The Mudcat Café TM
Thread #72826   Message #1546778
Posted By: Malcolm Douglas
21-Aug-05 - 09:19 PM
Thread Name: Lyr Req: On the Banks of the Ban
Subject: RE: Lyr Req: On the banks of the ban
The Cyberhymnal link doesn't work because you have unconsciously corrected their rather odd spelling. http://www.cyberhymnal.org/htm/b/t/btmvison.htm should do the trick.

For McGrath's benefit, 'Slane' is dealt with at some length elsewhere here, though with the usual mix of good information and complete nonsense. See in particular the old, embarrassingly-titled thread Be Thou My Vision -do ya know this Irish Tune, recently again resurrected.

The tune used for this version, however, is not related to 'Slane' so far as I can tell; neither, for that matter, is the version in Sam Henry's Songs of the People. It may be that people just assume that 'Slane' is the usual tune for Banks of the Bann, having heard it so often sung to that melody. It may only appear common because so often recorded by revival performers, though, and these do tend to learn songs from each other rather than from traditional sources, which can create quite wrong impressions as to what was normal or common in the past.

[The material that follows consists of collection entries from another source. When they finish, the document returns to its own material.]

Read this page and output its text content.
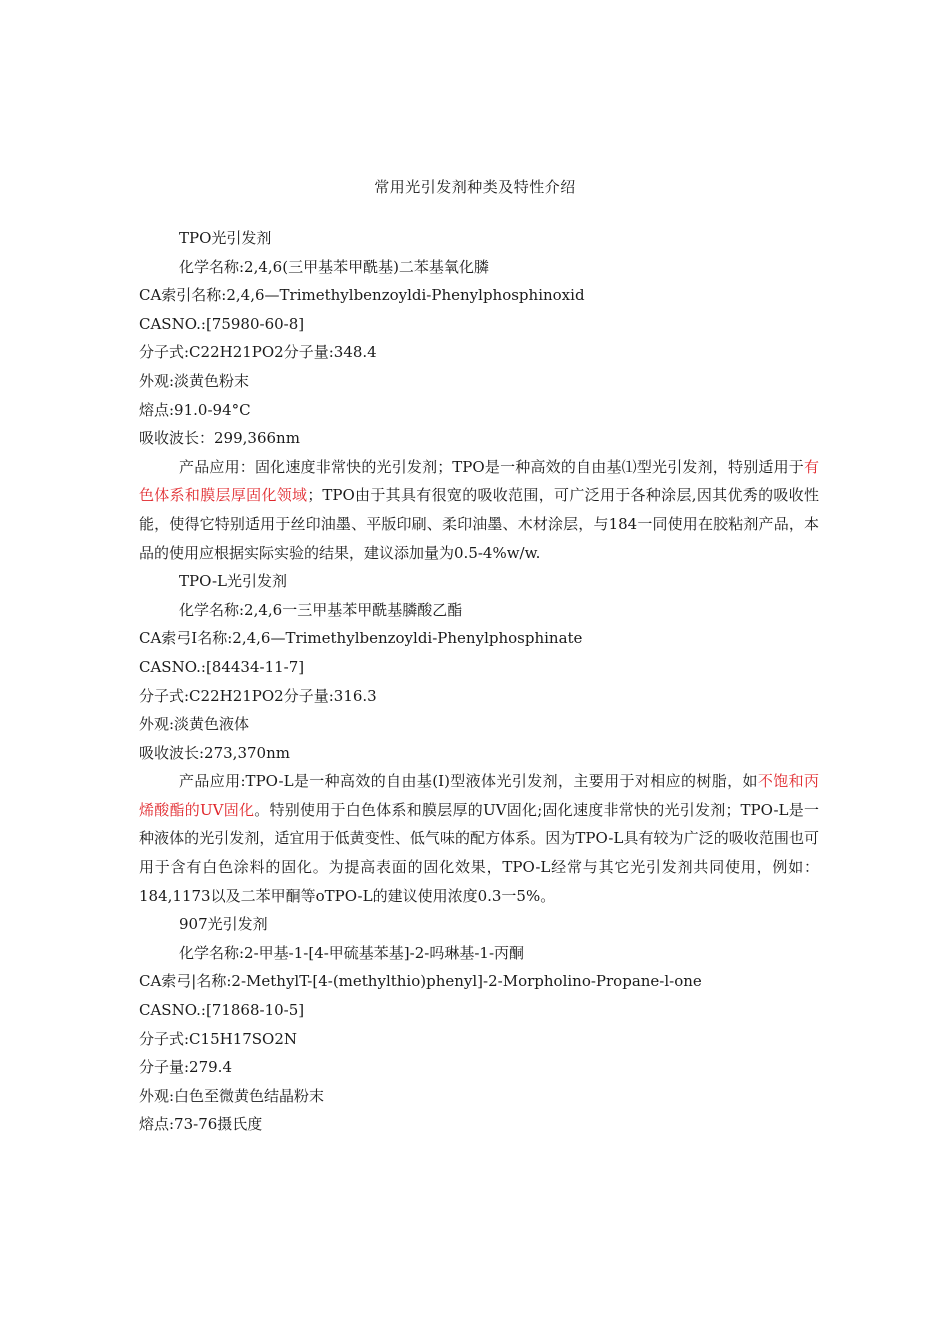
常用光引发剂种类及特性介绍
TPO光引发剂
化学名称:2,4,6(三甲基苯甲酰基)二苯基氧化膦
CA索引名称:2,4,6—Trimethylbenzoyldi-Phenylphosphinoxid
CASNO.:[75980-60-8]
分子式:C22H21PO2分子量:348.4
外观:淡黄色粉末
熔点:91.0-94°C
吸收波长：299,366nm
产品应用：固化速度非常快的光引发剂；TPO是一种高效的自由基⑴型光引发剂，特别适用于有色体系和膜层厚固化领域；TPO由于其具有很宽的吸收范围，可广泛用于各种涂层,因其优秀的吸收性能，使得它特别适用于丝印油墨、平版印刷、柔印油墨、木材涂层，与184一同使用在胶粘剂产品，本品的使用应根据实际实验的结果，建议添加量为0.5-4%w/w.
TPO-L光引发剂
化学名称:2,4,6一三甲基苯甲酰基膦酸乙酯
CA索弓I名称:2,4,6—Trimethylbenzoyldi-Phenylphosphinate
CASNO.:[84434-11-7]
分子式:C22H21PO2分子量:316.3
外观:淡黄色液体
吸收波长:273,370nm
产品应用:TPO-L是一种高效的自由基(I)型液体光引发剂，主要用于对相应的树脂，如不饱和丙烯酸酯的UV固化。特别使用于白色体系和膜层厚的UV固化;固化速度非常快的光引发剂；TPO-L是一种液体的光引发剂，适宜用于低黄变性、低气味的配方体系。因为TPO-L具有较为广泛的吸收范围也可用于含有白色涂料的固化。为提高表面的固化效果，TPO-L经常与其它光引发剂共同使用，例如：184,1173以及二苯甲酮等oTPO-L的建议使用浓度0.3一5%。
907光引发剂
化学名称:2-甲基-1-[4-甲硫基苯基]-2-吗琳基-1-丙酮
CA索弓|名称:2-MethylT-[4-(methylthio)phenyl]-2-Morpholino-Propane-l-one
CASNO.:[71868-10-5]
分子式:C15H17SO2N
分子量:279.4
外观:白色至微黄色结晶粉末
熔点:73-76摄氏度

The song appeared on broadsides as The Brown Girl, and that seems to be its usual name; sometimes the Ban[n] is mentioned, sometimes the Boyne, but the broadside action appears to take place in another part of the world; perhaps the Indies which are usually mentioned. In forms found in (probably later) oral currency, the whole action moves to the banks of the Bann. I wonder if this may have happened via cross-influence from the various other "Bann" songs like Willie Archer? Martin or Tim would know much more about that than I do, and I'd hope they might comment further; but of course we especially miss John Moulden at times like this.